“I dare say that is not the only good service she owes you,” observed the dowager, “nor is it likely to be the last. When is your young relation coming back?”

“De Winton, you mean? He’s hardly a relation—a connection at most. I don’t know when he is likely to turn up; I believe he’s on his way to the North Pole at present.”

“Really! I thought there was a magnet drawing him nearer home.”

“What! Franceline, eh? Well, I thought myself he was a trifle spooney in that quarter,” said the baronet, bending down to examine his boots, “but it would seem not, or he would not have decamped; he’s an odd fish, Clide—a capital fellow, but odd.”

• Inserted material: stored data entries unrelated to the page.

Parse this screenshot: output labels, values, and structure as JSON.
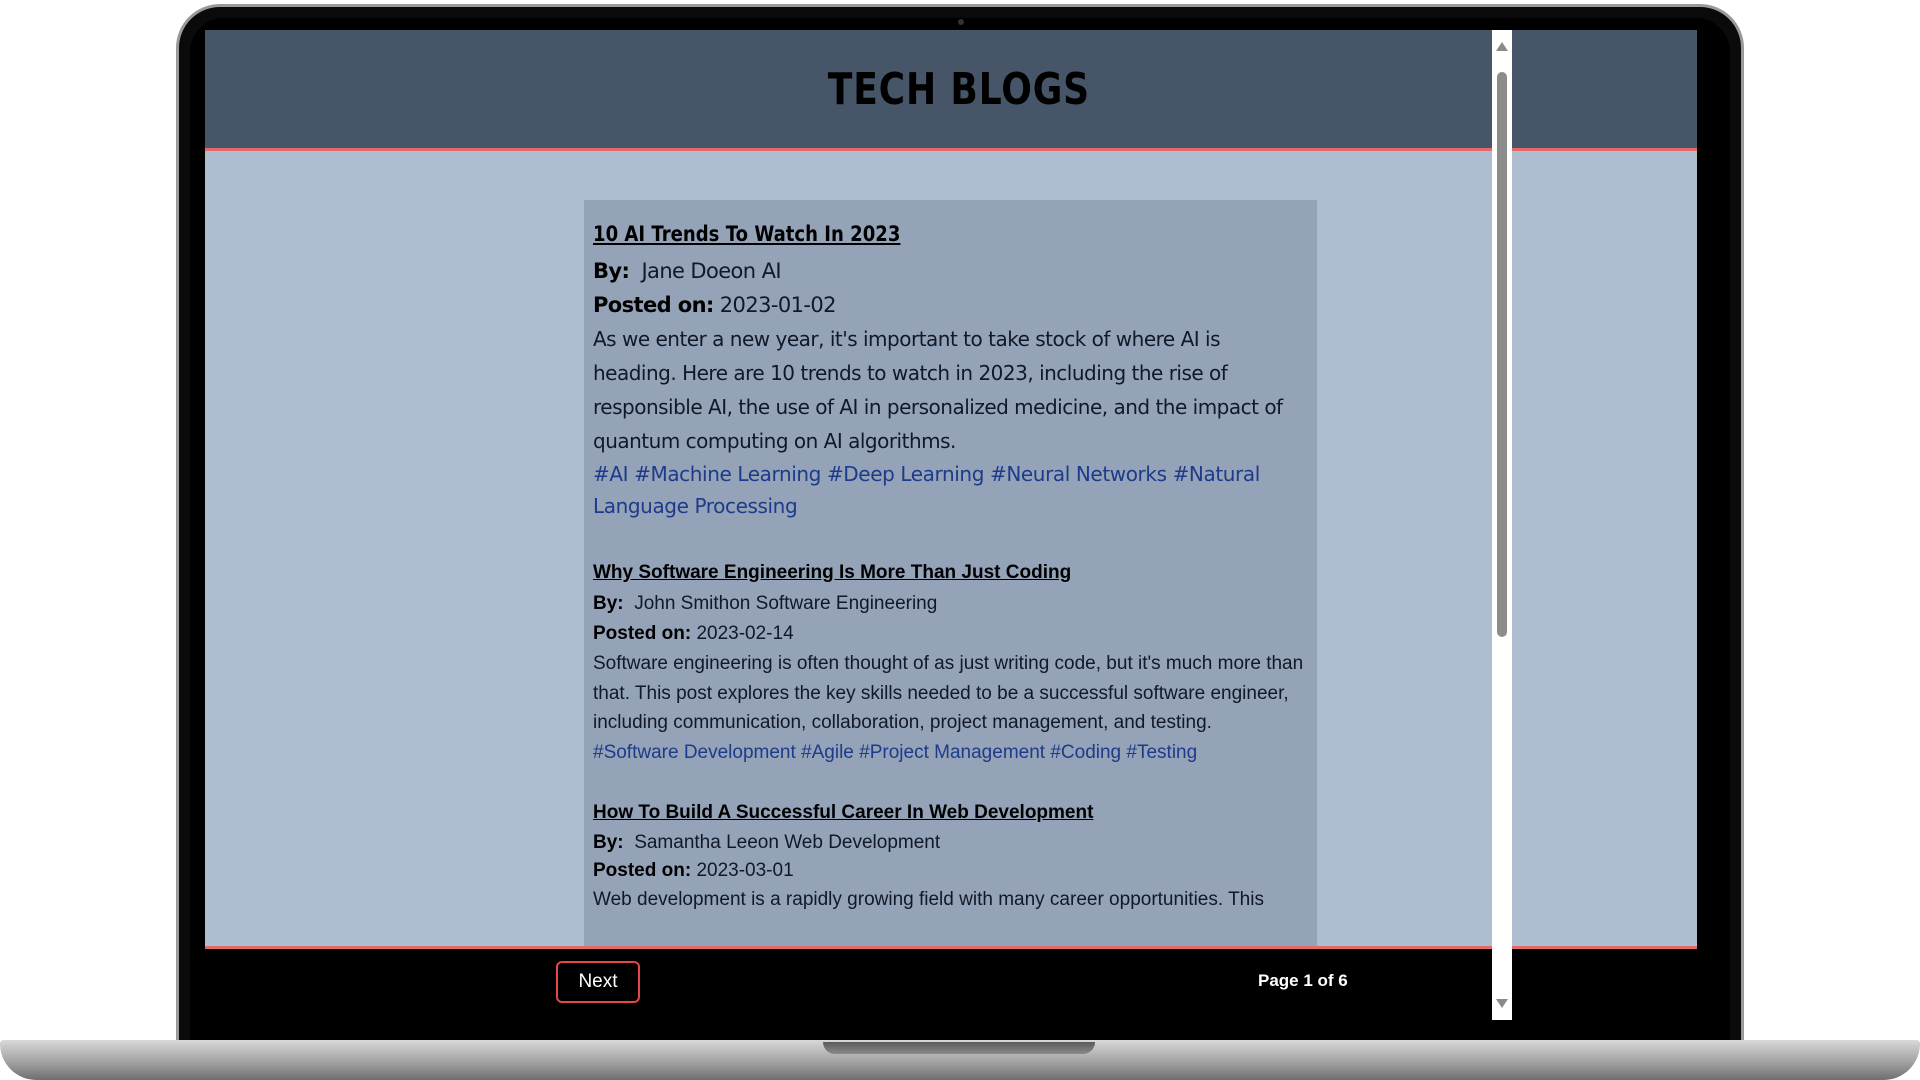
{
  "header": {
    "title": "TECH BLOGS"
  },
  "labels": {
    "by": "By:",
    "posted_on": "Posted on:"
  },
  "posts": [
    {
      "title": "10 AI Trends To Watch In 2023",
      "author": "Jane Doeon AI",
      "date": "2023-01-02",
      "body": "As we enter a new year, it's important to take stock of where AI is heading. Here are 10 trends to watch in 2023, including the rise of responsible AI, the use of AI in personalized medicine, and the impact of quantum computing on AI algorithms.",
      "tags": [
        "#AI",
        "#Machine Learning",
        "#Deep Learning",
        "#Neural Networks",
        "#Natural Language Processing"
      ]
    },
    {
      "title": "Why Software Engineering Is More Than Just Coding",
      "author": "John Smithon Software Engineering",
      "date": "2023-02-14",
      "body": "Software engineering is often thought of as just writing code, but it's much more than that. This post explores the key skills needed to be a successful software engineer, including communication, collaboration, project management, and testing.",
      "tags": [
        "#Software Development",
        "#Agile",
        "#Project Management",
        "#Coding",
        "#Testing"
      ]
    },
    {
      "title": "How To Build A Successful Career In Web Development",
      "author": "Samantha Leeon Web Development",
      "date": "2023-03-01",
      "body": "Web development is a rapidly growing field with many career opportunities. This",
      "tags": []
    }
  ],
  "footer": {
    "next_label": "Next",
    "page_indicator": "Page 1 of 6"
  },
  "colors": {
    "header_bg": "#475569",
    "accent": "#e36a6a",
    "page_bg": "#aebdd0",
    "panel_bg": "#94a3b8",
    "tag_color": "#1e3a8a",
    "footer_bg": "#000000"
  },
  "icons": {
    "scroll_up": "triangle-up-icon",
    "scroll_down": "triangle-down-icon"
  }
}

“I thought him original, and liked him very much, what little I saw of him,” replied Lady Anwyll. “However, I am glad to hear it is not a case between him and your pretty friend; if there is a thing I hate”—with ten drops of vitriol in the monosyllable—“it’s chaperoning a girl in love. You have no satisfaction in her; nothing interests or amuses her; she is ready to bite the nose off any man that looks civil at her; she is a social nuisance in fact, and I make a point of having nothing to do with her.”

Sir Simon threw back his head and laughed.

“How about young Charlton?” resumed the dowager; “he is the match of the county. Has he gone in for the prize?”

“He’s too great an ass,” was the rejoinder.

“Humph! Asses are proof, then, against the power of a beautiful face? It’s the first time I’ve heard it.”

“The fact is, I don’t think he has had a chance yet,” said Sir Simon; “Bourbonais is peculiar, and does not encourage people to go and see him; he only admits a select circle of old fogies, and I think he fancies Charlton is a bit of a puppy.”